Evelin, Dasha y Valentina, una amistad que florece

«Entre el encanto del Centro Histórico y el aroma a buen café, Evelin, Dasha y Valentina comparten una tarde inolvidable, celebrando la complicidad y el valor de mantenerse unidas./FOTO MONTINER ALVIS

Septiembre en Santa Marta no es solo el mes que viste a Colombia con los colores del amor y la amistad; es el pretexto perfecto para pausar la rutina y celebrar esos lazos que resisten el paso del tiempo.

Para Evelin Cabrera Gutiérrez, Dasha Acosta Granados y Valentina Castillo Fontanilla, este mes enmarca el encuentro de tres almas que aprendieron a ser amigas desde los pasillos de la Escuela Normal Superior ‘María Auxiliadora’, cuando la infancia era solo un juego y el futuro, un dibujo lejano.

​Hoy, la vida las encuentra en una nueva etapa: sus primeros pasos universitarios. Aunque sus caminos profesionales han tomado direcciones distintas, Valentina explorando el lenguaje de las imágenes en Cine y Audiovisuales en la Universidad del Magdalena, Dasha cultivando la creatividad en la Licenciatura en Artes en la misma institución, y Evelin trazando su ruta en el Derecho desde la Universidad Cooperativa de Colombia, la distancia de sus agendas jamás ha podido fracturar la cercanía de sus corazones.

​Entre el ajetreo del primer semestre, siempre hay un espacio sagrado para el reencuentro. Ya sea reviviendo la magia de aquellas pasadas Fiesta del Mar, contemplando juntas los atardeceres dorados frente a la playa, compartiendo una tarde de arreglo de cabello, o simplemente improvisando una noche de películas o de escuchar música, la complicidad permanece intacta.

Sus pasos suelen recorrer el Centro Histórico, desde una conversación profunda acompañada de un buen espacio para hablar y compartir en Café Matta, hasta momentos llenos de ritmo, música y risas en mood, o en otro lugar que conecta la manera de compartir los momentos como en el Parque de los Novios.

​Estas tres jóvenes samarias, siempre actualizadas, alegres y llenas de una energía contagiosa, demuestran que la verdadera amistad no depende de coincidir en las mismas aulas de clases, sino de elegir reencontrarse.

En este septiembre festivo, Evelin, Dasha y Valentina celebran no solo los recuerdos construidos desde la primaria, sino el hermoso presente de saberse juntas, unidas por un afecto sincero.

Ese florecer constante frente al mar, o en algún lugar de la ciudad o desde alguna de sus casas no es casualidad; es el reflejo de un afecto que se alimenta de lo cotidiano y de los detalles más simples.

La amistad entre Evelin, Dasha y Valentina trasciende las agendas apretadas para instalarse en el placer de compartir un buen almuerzo, una cena sin afanes, entre risas compartidas y charlas espontáneas.

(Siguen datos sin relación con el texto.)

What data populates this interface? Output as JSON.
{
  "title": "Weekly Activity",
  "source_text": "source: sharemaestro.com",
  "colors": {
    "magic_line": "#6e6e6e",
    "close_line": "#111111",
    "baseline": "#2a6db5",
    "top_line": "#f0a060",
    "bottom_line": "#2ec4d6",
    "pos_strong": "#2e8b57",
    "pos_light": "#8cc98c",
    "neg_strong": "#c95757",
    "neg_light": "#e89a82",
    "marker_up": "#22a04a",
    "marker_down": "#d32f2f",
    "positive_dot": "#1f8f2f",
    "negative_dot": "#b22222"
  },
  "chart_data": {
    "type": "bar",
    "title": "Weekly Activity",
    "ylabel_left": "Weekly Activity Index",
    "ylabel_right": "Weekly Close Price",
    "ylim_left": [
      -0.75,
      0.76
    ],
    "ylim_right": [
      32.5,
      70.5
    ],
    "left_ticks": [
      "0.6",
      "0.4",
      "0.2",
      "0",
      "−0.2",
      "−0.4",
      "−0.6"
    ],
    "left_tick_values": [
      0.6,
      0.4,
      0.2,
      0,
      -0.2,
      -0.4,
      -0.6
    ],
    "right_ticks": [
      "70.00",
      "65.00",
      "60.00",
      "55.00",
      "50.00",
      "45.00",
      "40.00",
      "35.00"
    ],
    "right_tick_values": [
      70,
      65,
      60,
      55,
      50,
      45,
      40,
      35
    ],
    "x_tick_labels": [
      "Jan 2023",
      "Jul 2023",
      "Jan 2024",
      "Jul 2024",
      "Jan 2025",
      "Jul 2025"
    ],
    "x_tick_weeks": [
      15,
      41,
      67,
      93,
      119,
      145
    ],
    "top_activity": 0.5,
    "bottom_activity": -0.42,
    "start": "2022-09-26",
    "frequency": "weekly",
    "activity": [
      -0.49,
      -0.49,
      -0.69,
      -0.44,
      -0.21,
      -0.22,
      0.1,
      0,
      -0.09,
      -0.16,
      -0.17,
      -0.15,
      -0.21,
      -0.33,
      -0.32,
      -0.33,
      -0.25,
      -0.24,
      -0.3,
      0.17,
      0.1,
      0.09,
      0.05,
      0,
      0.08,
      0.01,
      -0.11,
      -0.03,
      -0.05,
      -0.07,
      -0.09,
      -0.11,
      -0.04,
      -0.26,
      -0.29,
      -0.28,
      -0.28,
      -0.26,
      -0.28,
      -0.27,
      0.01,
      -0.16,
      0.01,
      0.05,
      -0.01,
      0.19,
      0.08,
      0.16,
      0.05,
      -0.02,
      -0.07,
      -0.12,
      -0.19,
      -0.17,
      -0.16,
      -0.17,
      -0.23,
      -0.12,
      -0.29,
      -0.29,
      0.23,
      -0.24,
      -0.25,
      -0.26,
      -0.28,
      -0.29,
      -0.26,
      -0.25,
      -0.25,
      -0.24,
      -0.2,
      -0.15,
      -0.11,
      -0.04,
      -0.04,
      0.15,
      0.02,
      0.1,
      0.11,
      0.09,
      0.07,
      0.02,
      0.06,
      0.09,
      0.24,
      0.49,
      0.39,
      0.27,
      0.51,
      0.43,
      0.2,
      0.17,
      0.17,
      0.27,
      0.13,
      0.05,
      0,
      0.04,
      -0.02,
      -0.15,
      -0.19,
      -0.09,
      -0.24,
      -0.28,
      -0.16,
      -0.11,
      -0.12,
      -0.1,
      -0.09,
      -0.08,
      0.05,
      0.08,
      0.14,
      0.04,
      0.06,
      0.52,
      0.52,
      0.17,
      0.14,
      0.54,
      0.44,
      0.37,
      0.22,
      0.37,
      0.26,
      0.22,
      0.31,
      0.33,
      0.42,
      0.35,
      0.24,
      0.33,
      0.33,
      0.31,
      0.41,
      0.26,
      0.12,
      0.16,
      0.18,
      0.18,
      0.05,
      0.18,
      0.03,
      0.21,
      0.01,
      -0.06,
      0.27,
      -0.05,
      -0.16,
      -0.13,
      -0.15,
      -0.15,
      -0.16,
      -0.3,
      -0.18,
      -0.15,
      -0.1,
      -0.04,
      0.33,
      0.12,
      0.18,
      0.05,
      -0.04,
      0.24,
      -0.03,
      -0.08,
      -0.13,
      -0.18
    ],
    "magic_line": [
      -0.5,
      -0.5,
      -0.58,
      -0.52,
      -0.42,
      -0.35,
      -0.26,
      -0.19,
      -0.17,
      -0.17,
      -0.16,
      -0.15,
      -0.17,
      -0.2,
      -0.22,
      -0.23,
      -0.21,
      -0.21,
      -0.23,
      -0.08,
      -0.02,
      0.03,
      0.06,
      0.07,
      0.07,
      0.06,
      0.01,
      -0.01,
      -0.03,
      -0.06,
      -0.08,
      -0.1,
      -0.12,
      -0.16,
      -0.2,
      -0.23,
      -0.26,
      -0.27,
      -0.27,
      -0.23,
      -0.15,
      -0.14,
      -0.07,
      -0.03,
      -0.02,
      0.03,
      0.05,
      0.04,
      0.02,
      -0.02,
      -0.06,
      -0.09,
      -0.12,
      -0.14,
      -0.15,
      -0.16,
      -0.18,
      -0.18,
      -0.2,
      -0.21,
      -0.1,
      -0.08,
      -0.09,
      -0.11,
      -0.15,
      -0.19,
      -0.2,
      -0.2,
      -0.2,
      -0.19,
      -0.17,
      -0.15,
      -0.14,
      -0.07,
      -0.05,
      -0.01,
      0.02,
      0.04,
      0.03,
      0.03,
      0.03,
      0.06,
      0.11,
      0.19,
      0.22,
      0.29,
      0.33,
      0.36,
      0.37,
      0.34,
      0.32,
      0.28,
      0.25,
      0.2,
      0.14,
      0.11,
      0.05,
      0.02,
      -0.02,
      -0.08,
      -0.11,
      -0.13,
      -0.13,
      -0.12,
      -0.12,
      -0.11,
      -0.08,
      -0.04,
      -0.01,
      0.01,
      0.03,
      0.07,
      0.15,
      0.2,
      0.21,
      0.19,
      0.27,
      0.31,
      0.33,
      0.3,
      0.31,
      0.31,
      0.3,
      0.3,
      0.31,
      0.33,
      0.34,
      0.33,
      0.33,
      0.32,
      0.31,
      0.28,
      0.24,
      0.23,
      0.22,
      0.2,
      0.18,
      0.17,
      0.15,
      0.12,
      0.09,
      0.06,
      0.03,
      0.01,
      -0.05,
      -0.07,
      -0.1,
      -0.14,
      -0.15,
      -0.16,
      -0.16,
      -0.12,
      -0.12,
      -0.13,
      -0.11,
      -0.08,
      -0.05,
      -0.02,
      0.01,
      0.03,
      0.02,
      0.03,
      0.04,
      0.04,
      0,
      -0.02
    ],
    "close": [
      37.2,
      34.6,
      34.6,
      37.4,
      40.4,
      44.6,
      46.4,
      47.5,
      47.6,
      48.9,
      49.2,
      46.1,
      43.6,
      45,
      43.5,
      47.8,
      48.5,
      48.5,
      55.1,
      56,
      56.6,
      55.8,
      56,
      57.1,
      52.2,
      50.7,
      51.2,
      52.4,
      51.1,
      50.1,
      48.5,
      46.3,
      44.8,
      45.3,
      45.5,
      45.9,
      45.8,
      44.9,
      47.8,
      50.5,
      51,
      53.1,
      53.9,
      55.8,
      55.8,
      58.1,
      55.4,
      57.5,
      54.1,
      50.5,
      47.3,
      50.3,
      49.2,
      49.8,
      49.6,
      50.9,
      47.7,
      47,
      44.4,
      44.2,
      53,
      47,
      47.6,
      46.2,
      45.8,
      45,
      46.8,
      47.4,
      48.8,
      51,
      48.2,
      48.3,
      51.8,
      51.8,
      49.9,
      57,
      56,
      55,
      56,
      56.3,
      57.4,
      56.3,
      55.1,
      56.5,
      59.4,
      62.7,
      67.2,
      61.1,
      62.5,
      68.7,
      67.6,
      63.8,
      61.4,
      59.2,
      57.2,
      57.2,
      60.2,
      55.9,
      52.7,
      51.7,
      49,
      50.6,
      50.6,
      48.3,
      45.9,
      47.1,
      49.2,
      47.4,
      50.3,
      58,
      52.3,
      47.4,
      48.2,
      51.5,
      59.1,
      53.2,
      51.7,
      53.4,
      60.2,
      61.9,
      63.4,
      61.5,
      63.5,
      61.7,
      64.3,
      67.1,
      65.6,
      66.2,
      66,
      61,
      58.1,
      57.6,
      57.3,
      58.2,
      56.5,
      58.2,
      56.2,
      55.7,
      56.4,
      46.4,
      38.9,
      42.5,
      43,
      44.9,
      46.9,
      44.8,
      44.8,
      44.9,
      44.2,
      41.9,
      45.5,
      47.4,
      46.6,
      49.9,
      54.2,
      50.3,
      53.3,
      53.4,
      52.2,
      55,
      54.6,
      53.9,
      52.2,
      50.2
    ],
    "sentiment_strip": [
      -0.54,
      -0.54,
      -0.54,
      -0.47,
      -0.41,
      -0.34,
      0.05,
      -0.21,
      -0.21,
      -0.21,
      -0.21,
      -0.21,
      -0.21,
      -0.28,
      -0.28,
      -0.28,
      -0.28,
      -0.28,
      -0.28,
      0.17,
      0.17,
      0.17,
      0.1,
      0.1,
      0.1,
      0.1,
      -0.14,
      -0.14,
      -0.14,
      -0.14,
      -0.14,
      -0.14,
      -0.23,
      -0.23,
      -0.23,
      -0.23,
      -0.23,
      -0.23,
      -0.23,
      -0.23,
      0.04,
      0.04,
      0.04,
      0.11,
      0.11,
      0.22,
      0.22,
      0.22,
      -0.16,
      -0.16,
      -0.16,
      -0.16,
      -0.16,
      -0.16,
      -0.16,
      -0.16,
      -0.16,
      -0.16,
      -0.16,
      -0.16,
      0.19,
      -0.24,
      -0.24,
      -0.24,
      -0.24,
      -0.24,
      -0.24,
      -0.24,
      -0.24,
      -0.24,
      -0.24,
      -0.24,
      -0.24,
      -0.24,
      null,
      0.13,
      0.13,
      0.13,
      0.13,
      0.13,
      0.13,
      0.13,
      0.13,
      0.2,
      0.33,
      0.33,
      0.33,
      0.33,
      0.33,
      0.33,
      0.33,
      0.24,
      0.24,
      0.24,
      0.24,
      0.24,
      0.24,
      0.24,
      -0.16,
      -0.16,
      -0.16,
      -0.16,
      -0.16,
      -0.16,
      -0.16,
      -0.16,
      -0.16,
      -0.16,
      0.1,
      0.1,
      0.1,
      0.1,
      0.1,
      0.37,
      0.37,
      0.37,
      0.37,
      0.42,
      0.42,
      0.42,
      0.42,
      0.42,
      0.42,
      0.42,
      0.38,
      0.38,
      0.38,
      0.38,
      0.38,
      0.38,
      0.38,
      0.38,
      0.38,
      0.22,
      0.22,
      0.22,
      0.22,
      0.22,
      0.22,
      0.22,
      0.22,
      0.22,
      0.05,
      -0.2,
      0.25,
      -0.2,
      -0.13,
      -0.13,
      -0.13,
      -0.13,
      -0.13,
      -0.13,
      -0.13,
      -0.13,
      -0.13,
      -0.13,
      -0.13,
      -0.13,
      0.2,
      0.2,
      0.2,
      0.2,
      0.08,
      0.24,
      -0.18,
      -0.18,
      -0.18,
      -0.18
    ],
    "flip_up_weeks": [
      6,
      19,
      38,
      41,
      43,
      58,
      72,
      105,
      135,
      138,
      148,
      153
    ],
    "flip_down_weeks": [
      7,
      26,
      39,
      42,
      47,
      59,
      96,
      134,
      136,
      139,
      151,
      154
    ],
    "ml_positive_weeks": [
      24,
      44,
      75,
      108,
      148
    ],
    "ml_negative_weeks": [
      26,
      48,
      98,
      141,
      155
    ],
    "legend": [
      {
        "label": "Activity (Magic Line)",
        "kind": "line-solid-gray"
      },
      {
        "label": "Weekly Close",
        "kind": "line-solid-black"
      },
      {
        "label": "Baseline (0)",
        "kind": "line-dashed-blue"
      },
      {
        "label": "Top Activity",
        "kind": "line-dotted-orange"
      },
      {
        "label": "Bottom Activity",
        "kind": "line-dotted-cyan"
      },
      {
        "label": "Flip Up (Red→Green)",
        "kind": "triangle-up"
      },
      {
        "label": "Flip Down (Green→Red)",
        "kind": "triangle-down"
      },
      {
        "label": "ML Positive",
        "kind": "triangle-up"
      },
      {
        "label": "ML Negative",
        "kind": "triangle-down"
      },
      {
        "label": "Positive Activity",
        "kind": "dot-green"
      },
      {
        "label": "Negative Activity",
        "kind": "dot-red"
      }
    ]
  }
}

En cada pausa que hacen, el arte y la creatividad siguen entrelazando sus vidas, así como una sonrisa, que entre los trazos de un dibujo improvisado, la chispa de un buen chiste que aligera la semana y la magia de esos encuentros sin libreto donde el tiempo parece detenerse.

​Sin importar en qué lugar se encuentren ni qué tan ocupados resulten sus días, la distancia geográfica jamás se convierte en un obstáculo para estar unidas.

A lo largo del camino, también han llegado historias profundas, de esas que atraviesan el corazón y ponen a prueba la sensibilidad. Sin embargo, es justamente en esos momentos de vulnerabilidad donde su lazo muestra su verdadera fuerza y amistad.